Un sigaro contro la Finanziaria

Il mitico 1848, l’anno delle grandi rivoluzioni in Europa, fu segnato dalle “Cinque giornate di Milano”. Di quella lontana epopea risorgimentale si è persa traccia. Non se ne ricorderà più nessuno fuori dell’hortus conclusus dei cultori di Storia. La gente comune ignora le cause che diedero fondamento all’insurrezione e ignora la circostanza che innescò la rivolta. Ad appiccare il fuoco, il 1 gennaio del 1848, fu letteralmente un sigaro. I milanesi, oppressi da un’insostenibile pressione fiscale, decisero di ribellarsi all’ennesima iniquità: l’aumento della tassa sul tabacco. Fu così che i patrioti ambrosiani riuscirono a convincere la popolazione a impegnarsi in un singolare sciopero del fumo. Si decise di sabotare l’Erario imperiale non acquistando più sigari. I soldati della guarnigione comandata dal generale Radetzky, governatore militare di Milano, non la presero bene e dopo alcune schermaglie con gli scioperanti passarono alle maniere forti. Ci furono vecchi e bambini passati a fil di spada. Nonostante la reazione violenta delle autorità, i milanesi presero ugualmente coscienza del loro destino di libertà e d’indipendenza e si preparano a cacciare definitivamente l’oppressore.

Perché evocare oggi una vicenda sepolta dalla polvere del tempo? Passano i secoli, cambiano le nazioni e i governi ma il modo per salassare il popolo resta uguale: aumentare le tasse. Il duo rassicurante Gentiloni-Padoan si è presentato ieri l’altro agli italiani per dire che con l’Europa è tutto a posto: la manovra finanziaria di primavera, che ha chiesto Bruxelles, ci sarà. E ci sono (forse) anche i 3,4 miliardi di euro che i guardiani dei conti della Ue hanno chiesto all’Italia di rimettere a posto dopo la stagione dell’allegra finanza renziana. Dove li prenderanno Gentiloni e Padoan? Dalle tasche degli italiani, ovvio. Con il collaudato sistema dell’aumento delle accise su alcuni beni. Ma qui arriva la genialata. Non potendo rischiare, per ragioni di pudore, di penalizzare la già stentata ripresa dei consumi, il Governo la risolve buttandola in morale. Le tasse sui vizi fanno meno male, a sentir loro, perché sono una sanzione etica che grava esclusivamente su coloro che disattendono i dettami di una vita standardizzata. Quindi chi più dei fumatori e dei giocatori merita di essere punito? Costoro vogliono vivere nel peccato? Allora che paghino. Non nel senso di finire all’inferno, più prosaicamente: che versino maggiori accise allo Stato per continuare a coltivare le loro insane passioni. Se questa è la logica perché non sanzionare fiscalmente anche chi consuma alcolici o va a prostitute? Visto che c’erano potevano fare bingo a Via XX Settembre.

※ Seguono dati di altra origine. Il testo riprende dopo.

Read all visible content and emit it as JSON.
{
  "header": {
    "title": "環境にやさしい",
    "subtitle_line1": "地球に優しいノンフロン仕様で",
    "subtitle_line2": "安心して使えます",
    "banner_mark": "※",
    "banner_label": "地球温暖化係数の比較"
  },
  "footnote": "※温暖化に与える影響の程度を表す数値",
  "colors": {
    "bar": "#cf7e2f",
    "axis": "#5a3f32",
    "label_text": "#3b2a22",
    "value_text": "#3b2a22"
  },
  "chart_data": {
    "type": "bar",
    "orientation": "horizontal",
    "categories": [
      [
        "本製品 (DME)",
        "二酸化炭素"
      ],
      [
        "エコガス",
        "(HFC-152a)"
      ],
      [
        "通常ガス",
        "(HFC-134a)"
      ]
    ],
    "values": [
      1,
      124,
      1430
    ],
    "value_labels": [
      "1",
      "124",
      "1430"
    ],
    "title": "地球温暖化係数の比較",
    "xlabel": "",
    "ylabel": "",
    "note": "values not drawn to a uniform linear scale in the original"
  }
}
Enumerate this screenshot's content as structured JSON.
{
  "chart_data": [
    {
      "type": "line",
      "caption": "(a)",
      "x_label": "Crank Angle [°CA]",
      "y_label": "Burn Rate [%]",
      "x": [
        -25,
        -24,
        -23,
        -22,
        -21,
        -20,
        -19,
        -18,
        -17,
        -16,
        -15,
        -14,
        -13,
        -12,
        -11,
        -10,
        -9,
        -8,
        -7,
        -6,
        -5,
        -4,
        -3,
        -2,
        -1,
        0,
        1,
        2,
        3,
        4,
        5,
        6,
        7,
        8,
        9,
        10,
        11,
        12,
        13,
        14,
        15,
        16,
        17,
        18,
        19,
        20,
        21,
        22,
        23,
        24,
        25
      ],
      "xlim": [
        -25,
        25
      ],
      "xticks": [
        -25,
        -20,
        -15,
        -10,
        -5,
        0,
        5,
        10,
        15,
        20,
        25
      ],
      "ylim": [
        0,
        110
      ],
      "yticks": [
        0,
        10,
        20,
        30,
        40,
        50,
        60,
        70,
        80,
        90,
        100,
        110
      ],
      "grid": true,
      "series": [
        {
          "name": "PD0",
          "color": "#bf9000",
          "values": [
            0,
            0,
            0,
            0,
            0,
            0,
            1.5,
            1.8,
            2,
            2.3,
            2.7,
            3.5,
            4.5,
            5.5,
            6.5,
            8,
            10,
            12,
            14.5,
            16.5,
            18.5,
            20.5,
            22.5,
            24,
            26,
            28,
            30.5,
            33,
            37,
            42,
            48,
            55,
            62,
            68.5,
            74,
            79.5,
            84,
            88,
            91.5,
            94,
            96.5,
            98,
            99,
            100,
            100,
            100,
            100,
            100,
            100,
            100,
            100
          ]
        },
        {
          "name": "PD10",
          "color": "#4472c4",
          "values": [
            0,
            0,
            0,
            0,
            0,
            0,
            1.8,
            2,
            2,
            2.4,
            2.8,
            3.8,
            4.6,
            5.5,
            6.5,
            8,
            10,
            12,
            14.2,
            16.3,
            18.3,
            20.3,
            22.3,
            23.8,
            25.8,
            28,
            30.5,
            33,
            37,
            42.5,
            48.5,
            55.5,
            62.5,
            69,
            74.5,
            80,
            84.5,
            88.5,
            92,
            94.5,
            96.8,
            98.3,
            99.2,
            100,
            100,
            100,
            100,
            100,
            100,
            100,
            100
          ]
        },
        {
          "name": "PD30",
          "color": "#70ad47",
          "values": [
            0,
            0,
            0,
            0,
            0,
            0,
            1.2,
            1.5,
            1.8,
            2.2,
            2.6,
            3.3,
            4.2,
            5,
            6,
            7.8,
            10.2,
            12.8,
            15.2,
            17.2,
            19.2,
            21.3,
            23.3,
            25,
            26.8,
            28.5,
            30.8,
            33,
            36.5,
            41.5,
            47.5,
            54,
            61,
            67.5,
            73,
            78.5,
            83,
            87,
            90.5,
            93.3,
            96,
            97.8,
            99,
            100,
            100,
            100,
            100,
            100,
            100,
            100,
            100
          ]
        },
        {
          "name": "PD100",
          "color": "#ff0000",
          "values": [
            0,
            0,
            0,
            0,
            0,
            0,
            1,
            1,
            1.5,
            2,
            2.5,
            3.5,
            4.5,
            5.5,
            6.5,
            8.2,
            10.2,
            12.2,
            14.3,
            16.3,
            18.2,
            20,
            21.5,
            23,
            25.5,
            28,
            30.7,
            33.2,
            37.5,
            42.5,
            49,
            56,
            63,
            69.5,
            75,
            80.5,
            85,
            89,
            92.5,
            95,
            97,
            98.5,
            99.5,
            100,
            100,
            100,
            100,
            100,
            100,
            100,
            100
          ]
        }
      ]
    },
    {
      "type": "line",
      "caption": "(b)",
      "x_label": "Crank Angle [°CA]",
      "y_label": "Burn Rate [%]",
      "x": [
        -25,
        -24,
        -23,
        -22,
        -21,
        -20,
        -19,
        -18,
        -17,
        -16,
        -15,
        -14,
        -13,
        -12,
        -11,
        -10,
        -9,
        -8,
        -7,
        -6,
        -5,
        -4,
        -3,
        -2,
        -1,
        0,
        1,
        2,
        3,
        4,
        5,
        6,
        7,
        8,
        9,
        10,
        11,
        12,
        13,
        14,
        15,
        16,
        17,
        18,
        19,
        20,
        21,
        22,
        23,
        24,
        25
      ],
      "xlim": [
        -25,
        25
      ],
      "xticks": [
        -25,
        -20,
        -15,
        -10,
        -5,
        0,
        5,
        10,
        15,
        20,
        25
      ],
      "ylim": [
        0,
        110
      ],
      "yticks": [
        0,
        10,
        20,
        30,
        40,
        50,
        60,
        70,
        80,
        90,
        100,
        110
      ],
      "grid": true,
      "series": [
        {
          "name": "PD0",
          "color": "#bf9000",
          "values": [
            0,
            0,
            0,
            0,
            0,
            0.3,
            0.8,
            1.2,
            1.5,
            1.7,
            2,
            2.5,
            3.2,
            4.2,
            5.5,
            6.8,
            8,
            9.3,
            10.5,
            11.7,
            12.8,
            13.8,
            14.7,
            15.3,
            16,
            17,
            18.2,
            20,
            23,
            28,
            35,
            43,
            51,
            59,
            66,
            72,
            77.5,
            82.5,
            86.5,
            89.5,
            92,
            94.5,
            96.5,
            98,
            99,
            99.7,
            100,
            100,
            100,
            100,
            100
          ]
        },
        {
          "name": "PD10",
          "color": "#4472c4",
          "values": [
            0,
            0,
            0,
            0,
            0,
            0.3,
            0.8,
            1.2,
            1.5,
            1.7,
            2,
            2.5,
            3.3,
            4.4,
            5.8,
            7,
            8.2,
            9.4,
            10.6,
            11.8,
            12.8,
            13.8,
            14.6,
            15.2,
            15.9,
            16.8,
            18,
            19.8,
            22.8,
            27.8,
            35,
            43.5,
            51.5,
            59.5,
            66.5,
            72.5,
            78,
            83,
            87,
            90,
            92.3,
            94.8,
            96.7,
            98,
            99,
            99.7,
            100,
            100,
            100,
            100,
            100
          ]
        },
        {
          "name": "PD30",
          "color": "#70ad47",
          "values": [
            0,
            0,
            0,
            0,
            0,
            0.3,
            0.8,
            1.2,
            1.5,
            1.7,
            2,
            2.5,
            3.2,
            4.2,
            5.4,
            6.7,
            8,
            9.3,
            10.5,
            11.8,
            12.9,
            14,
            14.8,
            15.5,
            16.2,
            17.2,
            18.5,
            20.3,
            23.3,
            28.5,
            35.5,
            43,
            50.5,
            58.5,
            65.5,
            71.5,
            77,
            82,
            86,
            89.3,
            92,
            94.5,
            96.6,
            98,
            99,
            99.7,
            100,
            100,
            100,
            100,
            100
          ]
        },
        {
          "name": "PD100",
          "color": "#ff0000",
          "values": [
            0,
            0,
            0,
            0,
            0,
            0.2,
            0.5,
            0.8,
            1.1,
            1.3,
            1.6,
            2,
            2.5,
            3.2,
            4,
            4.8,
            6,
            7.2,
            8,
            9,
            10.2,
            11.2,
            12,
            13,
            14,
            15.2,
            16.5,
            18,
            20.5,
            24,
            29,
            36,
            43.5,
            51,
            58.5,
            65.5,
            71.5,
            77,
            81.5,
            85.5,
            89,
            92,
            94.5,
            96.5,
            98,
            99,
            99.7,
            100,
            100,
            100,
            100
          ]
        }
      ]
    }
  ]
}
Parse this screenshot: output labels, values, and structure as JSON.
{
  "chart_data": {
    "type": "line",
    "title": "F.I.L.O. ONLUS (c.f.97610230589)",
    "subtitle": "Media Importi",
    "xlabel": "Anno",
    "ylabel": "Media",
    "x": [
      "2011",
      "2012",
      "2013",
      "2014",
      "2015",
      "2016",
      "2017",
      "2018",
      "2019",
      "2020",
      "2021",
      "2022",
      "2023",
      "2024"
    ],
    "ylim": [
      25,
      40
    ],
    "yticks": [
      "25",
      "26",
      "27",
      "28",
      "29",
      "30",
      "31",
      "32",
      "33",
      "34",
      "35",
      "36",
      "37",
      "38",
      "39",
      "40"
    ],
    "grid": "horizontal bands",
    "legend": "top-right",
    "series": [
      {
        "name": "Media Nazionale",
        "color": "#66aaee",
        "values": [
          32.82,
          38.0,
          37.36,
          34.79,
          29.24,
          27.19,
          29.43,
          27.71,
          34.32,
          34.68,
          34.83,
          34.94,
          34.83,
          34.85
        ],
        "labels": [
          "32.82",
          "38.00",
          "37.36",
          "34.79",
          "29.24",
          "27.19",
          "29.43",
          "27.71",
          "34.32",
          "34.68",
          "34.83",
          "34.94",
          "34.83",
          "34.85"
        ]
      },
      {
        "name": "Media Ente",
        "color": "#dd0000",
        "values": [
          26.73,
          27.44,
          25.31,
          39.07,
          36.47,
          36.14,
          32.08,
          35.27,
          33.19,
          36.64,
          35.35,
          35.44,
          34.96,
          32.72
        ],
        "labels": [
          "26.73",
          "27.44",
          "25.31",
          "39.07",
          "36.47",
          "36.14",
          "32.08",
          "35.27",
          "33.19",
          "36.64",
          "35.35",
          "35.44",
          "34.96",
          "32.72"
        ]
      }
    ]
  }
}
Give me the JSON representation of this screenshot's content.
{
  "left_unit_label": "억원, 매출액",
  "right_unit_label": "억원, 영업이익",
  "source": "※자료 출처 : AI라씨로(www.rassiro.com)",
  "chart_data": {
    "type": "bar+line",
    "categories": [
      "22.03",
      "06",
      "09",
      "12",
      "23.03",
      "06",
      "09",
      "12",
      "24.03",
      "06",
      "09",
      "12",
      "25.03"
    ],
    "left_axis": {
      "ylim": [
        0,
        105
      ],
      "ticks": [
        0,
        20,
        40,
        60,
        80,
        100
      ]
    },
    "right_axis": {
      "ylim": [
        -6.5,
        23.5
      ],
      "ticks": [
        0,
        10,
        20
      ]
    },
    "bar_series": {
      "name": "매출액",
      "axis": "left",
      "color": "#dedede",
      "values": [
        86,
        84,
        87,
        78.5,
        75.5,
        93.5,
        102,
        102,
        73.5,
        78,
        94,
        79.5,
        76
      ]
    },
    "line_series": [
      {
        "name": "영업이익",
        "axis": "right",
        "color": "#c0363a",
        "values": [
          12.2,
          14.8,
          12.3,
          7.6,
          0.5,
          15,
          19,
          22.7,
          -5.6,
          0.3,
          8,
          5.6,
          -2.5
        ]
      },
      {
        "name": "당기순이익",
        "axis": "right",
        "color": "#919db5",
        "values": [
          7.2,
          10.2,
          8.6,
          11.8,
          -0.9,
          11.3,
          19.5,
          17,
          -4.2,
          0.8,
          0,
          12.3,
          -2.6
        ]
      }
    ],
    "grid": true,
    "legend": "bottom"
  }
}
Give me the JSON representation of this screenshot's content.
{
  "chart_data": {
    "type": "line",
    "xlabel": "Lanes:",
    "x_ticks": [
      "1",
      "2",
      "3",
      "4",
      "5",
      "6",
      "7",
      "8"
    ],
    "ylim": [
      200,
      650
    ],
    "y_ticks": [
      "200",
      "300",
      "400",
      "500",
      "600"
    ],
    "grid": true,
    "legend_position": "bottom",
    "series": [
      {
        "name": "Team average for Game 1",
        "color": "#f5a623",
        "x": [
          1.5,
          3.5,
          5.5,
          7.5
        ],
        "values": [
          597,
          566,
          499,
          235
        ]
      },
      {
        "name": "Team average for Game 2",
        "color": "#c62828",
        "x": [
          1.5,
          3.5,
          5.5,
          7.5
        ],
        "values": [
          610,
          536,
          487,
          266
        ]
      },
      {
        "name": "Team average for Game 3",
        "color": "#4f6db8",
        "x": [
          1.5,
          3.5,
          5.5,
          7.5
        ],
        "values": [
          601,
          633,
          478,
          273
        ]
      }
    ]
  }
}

Probabilmente, nel caso delle bevande ha avuto la meglio la lobby dei produttori di alcolici e di sostanze gassate nello scatenare un putiferio pur di non vedere lievitare sugli scaffali dei supermercati e delle enoteche i prezzi dei propri prodotti. Per quanto riguarda l’amore a pagamento, un certo bigottismo imperante non consente ancora l’iscrizione dell’antica arte del meretricio nel repertorio delle professioni censite dall’Isfol. Di Bacco, Tabacco e Venere, dunque, resta nelle maglie del Grande Fratello fiscale il tabacco. Per il momento. Sembrerebbe un’inezia, ma non lo è. Guai a prendere sotto gamba la filosofia che sottende alla scelta compiuta da questo Governo. Se in futuro si dovesse procedere seguendo il medesimo schema di connessione tra sanzione economica e giudizio morale finiremmo per imboccare un pericoloso crinale. D’accordo, la ludopatia è una malattia e rovinarsi al gioco è da pazzi. Tuttavia, non è aumentando il prelievo fiscale sulle vincite che si cura il male, se c’è. Non è tassando la speranza della povera gente che tenta la sorte con il “Gratta e Vinci” che si edifica un’umanità migliore.

Occorre altro per far avanzare una società. Ciò che non occorre è mascherare di morale una volontà impositiva che è nel Dna di questo Governo come in quello di tutti gli altri a guida centrosinistra. La libertà individuale non può essere conculcata mediante la pressa fiscale. Si lasci ai fumatori il diritto di pensare che, in fondo, morire da sani e in buona salute sia una gran fregatura, senza per questo finirli a colpi di accise. Un sigaro liberò Milano dagli invasori. Speriamo che un altro sigaro ci liberi da questa sinistra.